Em entrevista à RFI, Álvaro Vasconcelos evoca estes anos de revolução e de fervilhar cultural, começando por explicar por que escolheu o título "Exílio sem Saudade".

"Não tinha saudade de um Portugal ditatorial, de um Portugal da miséria. Eu saí muito novo da Régua para ir para África. Em África, eu vivi a brutalidade do colonialismo e, depois, exilei-me por oposição à guerra colonial. Portanto, o Portugal da ditadura não era algo de que sentisse saudades. A segunda razão foi ter compreendido nesses anos de exílio que a saudade era um das componentes do lusotropicalismo em relação aos emigrantes", refere o autor.

Questionado sobre o período da revolta estudantil e operária de Maio de 68 que constitui o ponto fulcral do segundo volume das suas "Memórias em Tempo de Amnésia", Álvaro Vasconcelos considera que foi um "privilégio" o facto de "ter vivido a revolução cultural dos anos 60 (...) para alguém que vinha de África, que era um opositor do regime ditatorial português, viver uma revolução cultural em que os valores que tinha compreendido em África eram essenciais, os Direitos Humanos, o direito à igualdade, liberdade, o direito de palavra, a recusa da violência sobre os estudantes, tudo isto estava no centro dessa revolução".

Durante esse período, o autor refere ter também contactado de perto com a numerosa comunidade portuguesa de França. Então dirigente de um jornal destinado à comunidade portuguesa, "O Salto", ele recorda os momentos passados com os emigrantes, muitos deles homens com poucas habilitações que tinham fugido da miséria e da opressão.

"Quando cheguei a Paris, vindo de Bruxelas, deparei-me com o Portugal da minha infância agora em liberdade, porque muitos homens -sobretudo homens- tinham abandonado Portugal por causa da miséria e vinham com uma consciência muito forte do que tinha sido a sua situação em Portugal que os obrigava a fugir (...) e nessa altura ainda viviam em situação muito precária, nos bairros da lata dos arredores de Paris. Mas viviam em liberdade.

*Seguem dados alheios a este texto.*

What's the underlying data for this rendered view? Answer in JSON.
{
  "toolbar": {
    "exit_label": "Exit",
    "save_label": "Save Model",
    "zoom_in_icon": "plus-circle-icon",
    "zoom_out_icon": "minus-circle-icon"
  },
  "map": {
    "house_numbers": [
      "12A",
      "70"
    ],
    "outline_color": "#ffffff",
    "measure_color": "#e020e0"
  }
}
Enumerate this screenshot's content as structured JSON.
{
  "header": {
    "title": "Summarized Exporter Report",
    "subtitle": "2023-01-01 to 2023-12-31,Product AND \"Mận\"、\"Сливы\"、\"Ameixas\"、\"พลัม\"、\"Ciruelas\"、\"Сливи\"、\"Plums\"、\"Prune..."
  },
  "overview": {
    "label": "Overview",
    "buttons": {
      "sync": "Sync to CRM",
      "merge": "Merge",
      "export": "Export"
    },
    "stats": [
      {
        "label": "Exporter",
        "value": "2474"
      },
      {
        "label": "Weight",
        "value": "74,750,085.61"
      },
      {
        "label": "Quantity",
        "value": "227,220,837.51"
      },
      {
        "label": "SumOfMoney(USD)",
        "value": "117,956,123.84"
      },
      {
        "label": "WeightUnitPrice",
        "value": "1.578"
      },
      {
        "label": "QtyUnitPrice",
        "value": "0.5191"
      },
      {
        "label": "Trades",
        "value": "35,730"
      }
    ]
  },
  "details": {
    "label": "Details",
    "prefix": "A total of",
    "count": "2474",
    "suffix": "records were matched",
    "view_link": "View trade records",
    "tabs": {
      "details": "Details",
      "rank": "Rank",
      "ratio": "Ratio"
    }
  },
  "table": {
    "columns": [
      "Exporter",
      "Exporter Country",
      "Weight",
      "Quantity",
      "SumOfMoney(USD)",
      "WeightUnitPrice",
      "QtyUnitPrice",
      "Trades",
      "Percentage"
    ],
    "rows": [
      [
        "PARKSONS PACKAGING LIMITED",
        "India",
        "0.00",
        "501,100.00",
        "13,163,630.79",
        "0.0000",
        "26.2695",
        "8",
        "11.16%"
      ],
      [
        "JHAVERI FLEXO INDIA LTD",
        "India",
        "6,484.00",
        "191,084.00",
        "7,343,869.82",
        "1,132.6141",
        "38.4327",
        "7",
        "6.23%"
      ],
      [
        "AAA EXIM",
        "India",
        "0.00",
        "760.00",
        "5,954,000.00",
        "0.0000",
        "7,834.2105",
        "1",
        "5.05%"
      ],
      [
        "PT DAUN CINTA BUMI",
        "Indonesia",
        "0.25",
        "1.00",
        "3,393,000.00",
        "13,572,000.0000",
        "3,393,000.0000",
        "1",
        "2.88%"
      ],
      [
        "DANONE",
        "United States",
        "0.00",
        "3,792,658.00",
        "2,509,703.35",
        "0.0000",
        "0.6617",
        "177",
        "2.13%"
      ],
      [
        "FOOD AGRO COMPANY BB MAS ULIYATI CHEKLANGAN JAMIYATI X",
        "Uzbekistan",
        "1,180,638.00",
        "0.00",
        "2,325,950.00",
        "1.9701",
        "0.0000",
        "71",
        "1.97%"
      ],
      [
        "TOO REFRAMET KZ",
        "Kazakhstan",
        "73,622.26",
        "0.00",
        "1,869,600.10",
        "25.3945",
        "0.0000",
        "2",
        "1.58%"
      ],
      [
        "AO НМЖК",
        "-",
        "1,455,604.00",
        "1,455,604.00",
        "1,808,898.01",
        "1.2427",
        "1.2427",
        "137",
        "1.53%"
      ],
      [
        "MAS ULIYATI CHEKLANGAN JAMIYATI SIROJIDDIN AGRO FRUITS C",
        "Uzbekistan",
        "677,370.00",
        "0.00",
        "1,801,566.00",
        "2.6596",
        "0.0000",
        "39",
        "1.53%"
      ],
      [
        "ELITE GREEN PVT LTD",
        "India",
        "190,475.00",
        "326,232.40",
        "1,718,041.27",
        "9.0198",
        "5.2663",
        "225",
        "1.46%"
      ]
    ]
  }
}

Portanto, tínhamos a possibilidade de falar com eles e conversar sobre o que era Portugal, mas eles tinham um enorme medo da política", recorda o estudioso referindo contudo ter observado nos emigrantes portugueses daquela altura uma apetência por convívios, peças de teatro e concertos organizados no seio da comunidade.

Questionado sobre as utopias que guiaram a sua geração, nomeadamente o maoismo, doutrina que seguiu naquela época e sobre a qual fala longamente num capítulo do seu livro, Álvaro Vasconcelos explica ter aderido a essas ideias por não se identificar com o Partido Comunista Português.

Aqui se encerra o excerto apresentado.